Within the Shine iPhone app, you determine what activity level you’re aiming for and earn points according to how well you perform meeting that goal. The clean and beautiful app also shows your steps taken, calories burned and distance traveled, as well as highlights of your day such as times when you were more active and milestones you hit. Triple-tap the unit at the beginning and end of certain activities to log them (although you have to specify within the app whether the triple tap correlates to tracking sleep, cycling or swimming).

The Shine is water-resistant for swimming, and its accelerometer senses biking and running on a treadmill, but you might not get full credit for lifting weights.

Like when you wear the Fitbit Flex, you might forget you’re wearing your Shine. The CR2032 battery lasts for four months and is easy to replace with the special tool that comes with the unit. The purchase package includes the Shine tracker, a sport band and a clasp to attach it to your clothing.

Price: $120 at the Misfit Wearables store for a package that includes the Shine tracker, a sport band and clasp to attach it to clothing.

The Withings Pulse: Best for tracking sleep



Don’t let this unassuming black rectangle fool you — it’s packed with some nice features.

First off, the Pulse holds a charge for two weeks. While that’s not as good as the Sync Burn or the Shine, it kills the Basis and the Fitbit Flex by a large margin. (The latter both need charging in less than a week.)

To use the Pulse, install the Withings Health Mate appon your iPhone or Android. After pairing your Pulse with your phone via Bluetooth, depress the device’s only physical button for three seconds to transfer data to the app. The app shares your metrics with the Withings web app, which communicates the same information as the mobile app but also features a useful heat map that shows patterns in your activity and sleep for the entire week.

Even though the Pulse looks inconspicuous, it holds a lot of data.

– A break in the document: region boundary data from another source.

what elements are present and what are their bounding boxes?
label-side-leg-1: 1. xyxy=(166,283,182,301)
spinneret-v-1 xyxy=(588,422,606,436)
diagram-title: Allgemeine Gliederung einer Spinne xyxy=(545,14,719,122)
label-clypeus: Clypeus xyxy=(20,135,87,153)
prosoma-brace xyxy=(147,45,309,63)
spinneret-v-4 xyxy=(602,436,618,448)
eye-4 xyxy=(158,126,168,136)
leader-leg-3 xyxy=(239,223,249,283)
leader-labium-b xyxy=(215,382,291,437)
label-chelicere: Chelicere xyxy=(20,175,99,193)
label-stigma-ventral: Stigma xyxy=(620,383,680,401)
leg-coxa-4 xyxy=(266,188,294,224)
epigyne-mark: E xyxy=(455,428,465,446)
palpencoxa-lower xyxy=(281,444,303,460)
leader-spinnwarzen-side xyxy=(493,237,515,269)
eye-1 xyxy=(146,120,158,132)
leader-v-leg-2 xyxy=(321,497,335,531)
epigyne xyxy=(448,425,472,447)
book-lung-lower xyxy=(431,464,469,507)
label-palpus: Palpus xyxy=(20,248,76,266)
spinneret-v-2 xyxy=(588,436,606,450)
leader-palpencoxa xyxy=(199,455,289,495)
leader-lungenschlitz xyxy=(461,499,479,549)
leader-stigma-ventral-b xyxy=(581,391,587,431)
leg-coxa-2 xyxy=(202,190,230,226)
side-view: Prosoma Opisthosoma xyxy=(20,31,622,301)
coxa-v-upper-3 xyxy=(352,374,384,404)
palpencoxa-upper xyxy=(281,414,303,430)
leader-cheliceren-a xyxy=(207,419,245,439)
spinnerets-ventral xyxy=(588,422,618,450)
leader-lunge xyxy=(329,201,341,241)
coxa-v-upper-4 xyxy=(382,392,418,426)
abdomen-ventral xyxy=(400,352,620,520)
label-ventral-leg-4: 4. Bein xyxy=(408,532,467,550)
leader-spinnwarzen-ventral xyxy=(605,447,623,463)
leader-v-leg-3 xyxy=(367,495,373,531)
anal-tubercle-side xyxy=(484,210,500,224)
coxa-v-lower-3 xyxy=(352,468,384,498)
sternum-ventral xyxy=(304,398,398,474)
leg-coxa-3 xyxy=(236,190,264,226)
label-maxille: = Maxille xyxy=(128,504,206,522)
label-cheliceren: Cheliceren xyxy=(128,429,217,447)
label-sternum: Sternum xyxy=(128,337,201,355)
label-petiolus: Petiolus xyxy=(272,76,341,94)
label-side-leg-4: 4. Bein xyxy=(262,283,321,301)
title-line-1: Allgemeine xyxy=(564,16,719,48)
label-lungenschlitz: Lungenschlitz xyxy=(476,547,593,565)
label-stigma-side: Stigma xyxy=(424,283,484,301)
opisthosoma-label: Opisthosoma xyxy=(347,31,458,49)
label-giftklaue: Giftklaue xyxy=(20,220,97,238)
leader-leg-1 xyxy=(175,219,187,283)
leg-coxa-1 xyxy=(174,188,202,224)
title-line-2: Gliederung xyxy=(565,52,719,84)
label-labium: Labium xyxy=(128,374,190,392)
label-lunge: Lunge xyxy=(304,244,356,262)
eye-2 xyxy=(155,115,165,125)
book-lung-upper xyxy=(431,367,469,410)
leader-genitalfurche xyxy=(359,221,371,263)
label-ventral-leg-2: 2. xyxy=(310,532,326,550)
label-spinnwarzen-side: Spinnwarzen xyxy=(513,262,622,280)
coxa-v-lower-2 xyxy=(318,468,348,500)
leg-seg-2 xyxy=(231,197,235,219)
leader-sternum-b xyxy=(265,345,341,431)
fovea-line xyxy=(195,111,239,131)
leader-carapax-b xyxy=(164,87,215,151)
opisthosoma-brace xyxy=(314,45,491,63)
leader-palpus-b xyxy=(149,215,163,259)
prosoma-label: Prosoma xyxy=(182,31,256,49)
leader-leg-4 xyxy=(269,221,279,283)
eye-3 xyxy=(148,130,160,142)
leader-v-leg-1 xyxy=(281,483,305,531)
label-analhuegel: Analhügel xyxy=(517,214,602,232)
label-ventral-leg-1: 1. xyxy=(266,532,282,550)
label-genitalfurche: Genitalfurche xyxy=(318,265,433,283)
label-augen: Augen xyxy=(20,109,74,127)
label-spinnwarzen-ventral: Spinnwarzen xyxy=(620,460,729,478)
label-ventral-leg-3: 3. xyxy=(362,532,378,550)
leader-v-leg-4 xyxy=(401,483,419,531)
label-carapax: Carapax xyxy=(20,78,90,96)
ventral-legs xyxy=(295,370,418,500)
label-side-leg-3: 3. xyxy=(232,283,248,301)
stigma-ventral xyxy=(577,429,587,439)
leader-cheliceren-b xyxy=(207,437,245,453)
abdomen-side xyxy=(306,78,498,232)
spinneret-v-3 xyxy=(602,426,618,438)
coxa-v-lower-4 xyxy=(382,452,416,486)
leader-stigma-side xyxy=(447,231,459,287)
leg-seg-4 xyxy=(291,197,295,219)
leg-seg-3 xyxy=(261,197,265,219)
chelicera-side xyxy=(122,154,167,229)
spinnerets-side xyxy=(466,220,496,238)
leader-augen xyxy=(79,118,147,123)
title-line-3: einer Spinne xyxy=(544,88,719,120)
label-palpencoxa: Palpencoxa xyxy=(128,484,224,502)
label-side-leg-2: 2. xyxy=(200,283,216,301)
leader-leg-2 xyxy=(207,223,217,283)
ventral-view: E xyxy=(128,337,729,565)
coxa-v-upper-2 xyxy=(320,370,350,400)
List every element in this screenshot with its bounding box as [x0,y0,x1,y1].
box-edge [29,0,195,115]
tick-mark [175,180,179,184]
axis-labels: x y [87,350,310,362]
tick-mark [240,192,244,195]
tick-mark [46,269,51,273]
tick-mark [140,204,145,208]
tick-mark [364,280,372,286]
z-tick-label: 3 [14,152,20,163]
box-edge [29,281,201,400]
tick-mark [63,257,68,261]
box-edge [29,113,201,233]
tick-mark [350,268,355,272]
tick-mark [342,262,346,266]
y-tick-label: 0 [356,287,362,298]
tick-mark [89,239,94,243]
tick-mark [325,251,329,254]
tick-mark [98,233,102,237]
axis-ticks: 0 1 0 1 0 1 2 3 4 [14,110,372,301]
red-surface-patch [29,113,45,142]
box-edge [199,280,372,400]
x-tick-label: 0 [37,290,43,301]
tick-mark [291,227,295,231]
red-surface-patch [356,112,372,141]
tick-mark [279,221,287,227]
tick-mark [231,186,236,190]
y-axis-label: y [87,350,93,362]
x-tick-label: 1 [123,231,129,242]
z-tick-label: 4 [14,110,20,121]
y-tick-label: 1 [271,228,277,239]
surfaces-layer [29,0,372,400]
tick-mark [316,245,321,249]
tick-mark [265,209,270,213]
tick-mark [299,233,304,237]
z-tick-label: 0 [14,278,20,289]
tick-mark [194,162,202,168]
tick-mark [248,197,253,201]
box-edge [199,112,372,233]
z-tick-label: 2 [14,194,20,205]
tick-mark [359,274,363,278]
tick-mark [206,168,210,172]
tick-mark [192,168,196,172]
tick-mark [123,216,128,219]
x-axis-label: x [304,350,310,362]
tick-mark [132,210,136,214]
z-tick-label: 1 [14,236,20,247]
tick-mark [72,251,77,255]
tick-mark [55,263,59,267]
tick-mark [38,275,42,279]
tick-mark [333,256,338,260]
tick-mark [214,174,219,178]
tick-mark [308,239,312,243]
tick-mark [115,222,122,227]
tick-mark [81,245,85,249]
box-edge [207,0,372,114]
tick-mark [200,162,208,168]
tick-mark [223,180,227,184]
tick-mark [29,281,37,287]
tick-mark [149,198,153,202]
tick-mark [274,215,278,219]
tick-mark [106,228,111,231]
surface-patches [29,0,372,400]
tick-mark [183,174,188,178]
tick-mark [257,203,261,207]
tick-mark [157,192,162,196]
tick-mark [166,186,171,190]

The accelerometer measures steps taken, elevation climbed, distance traveled and calories burned. You can see all these metrics one at a time by tapping the unit’s sole button. The current time is also in this lineup of numbers, as are icons you can tap to start tracking your sleep or check your heart rate via a tiny optoelectronics sensor on the back of the Pulse. If you swipe the front of the Pulse, you can see up to 10 days of history.

The Pulse handles sleep tracking admirably. It comes with a soft fabric sleep wristband that holds the Pulse device on your wrist to monitor how much you move during sleep. To turn it on, tap a moon icon on the device when you get into bed and again when you awaken. After syncing the Pulse with the mobile app, you can see how many minutes you spent in bed, how many minutes you actually slept, the total time you slept and how many minutes you were in deep and light sleep modes.

If you own a Withings Internet-connected scale (which I happen to use and highly recommend), your weight measurements automatically load into your Withings account, joining all the information the Pulse gathers such as heart rate measurements and activity levels over time.

The Withings Pulse comes with a rubber clip so you can attach it to a belt or the front and center of a bra. You can also let it hang out in your pants pocket along with your loose change.